If you are a native speaker of English, then Scots is a language that you already 65 percent (more or less) understand. Totally aside from my interest in Scotland and Sir Walter Scott, I find that fact, from linguistics, fascinating. At first I conceived of Scots as just a dialect of English. But scholars see it otherwise, and now I’m convinced: Scots is its own language.
There is a second reason why the Scots language warms my heart (other than the fact that it is beautiful to listen to). It’s that speaking Scots has long been stigmatized in Scotland. To feel properly respected outside the places they grew up, people who grew up speaking Scots learn to “code switch” to standard Scottish English. This is very much like what happens with people, like me, who grew up where the Southern Appalachian English dialect is spoken. We learn to code switch to avoid stigmatization of the way we talk. Some of us can learn to mask our Southern Appalachian accents almost completely. Others retain traces that, to a careful ear, give them away. (More on that below.)
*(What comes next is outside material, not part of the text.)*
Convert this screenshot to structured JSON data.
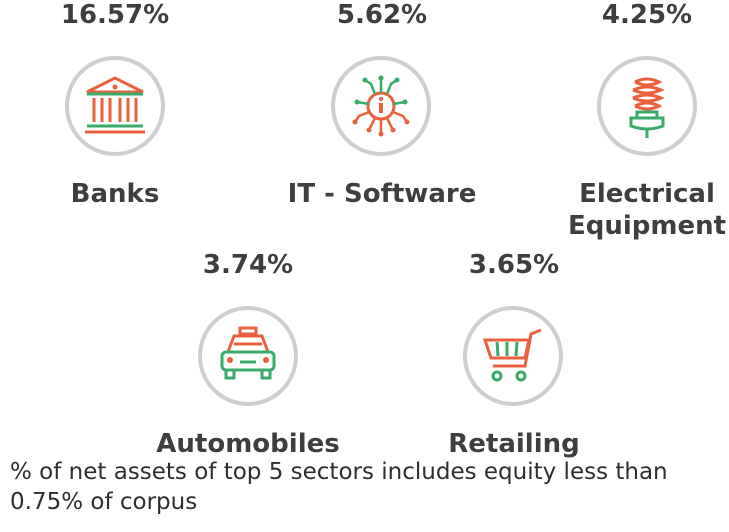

During my recent trip to Scotland, I made a pilgrimage to McNaughtan’s Bookshop in Edinburgh. It is a fascinating place, and, I think, the only seller of rare and antique books in Edinburgh. The owner is very knowledgeable and very helpful. I bought two books while I was there. I had them shipped home so that I didn’t have to deal with them as luggage. One of the books is The History of the Book in Scotland, Volume 4, from the Edinburgh University Press. I will write about that book later. The other is a translation of the New Testament into Scots, published in 1983.
To convince you that you already 65 percent understand the Scots language, I’ve included below an image from page 101. It’s Luke, chapter 2, verses 1 – 14, a section of the New Testament familiar to us all — the Christmas story. For comparison, I’ve also included the same verses from New International translation.
I suggest reading the Scots aloud, paying attention to the sound and phonetics. Most of it will be perfectly understandable, though there are some words you won’t recognize (though many are decipherable from context). I will list those words below.
⬆︎ Click here for high-resolution version.
Siccan a thing: Such a thing
Ilkane: Those of that ilk; that family
Haundfastit: Betrothed
Boukin gin: Very pregnant
Brocht: Brought
Barrie: A baby’s flannel coat
Heck: A slatted wood frame or rack
Hirsel: A flock of sheep
Uncolie frichtit: Extremely frightened
Liggin: Lying
Syne in a gliff: Then all of a sudden
Kythed: Appeared
Yird: Earth
⬆︎ Click here for high-resolution version.
The translator of this work was William Laughton Lorimer, a language scholar who taught Greek at St. Andrews University and who died in 1967. The translation was, of course, from the Greek.
Many people in Scotland are working to reverse the stigmatization of Scots. Sadly, Southern Appalachian English remains just as stigmatized.
I mentioned above that some traces of Southern Appalachian are detectable even in professional actors. For example, there is the tendency not to distinguish between “ken” and “kin,” and “pen” and “pin.” The actor Samuel L. Jackson, who grew up in Chattanooga, provides some good examples of this, especially in Star Wars.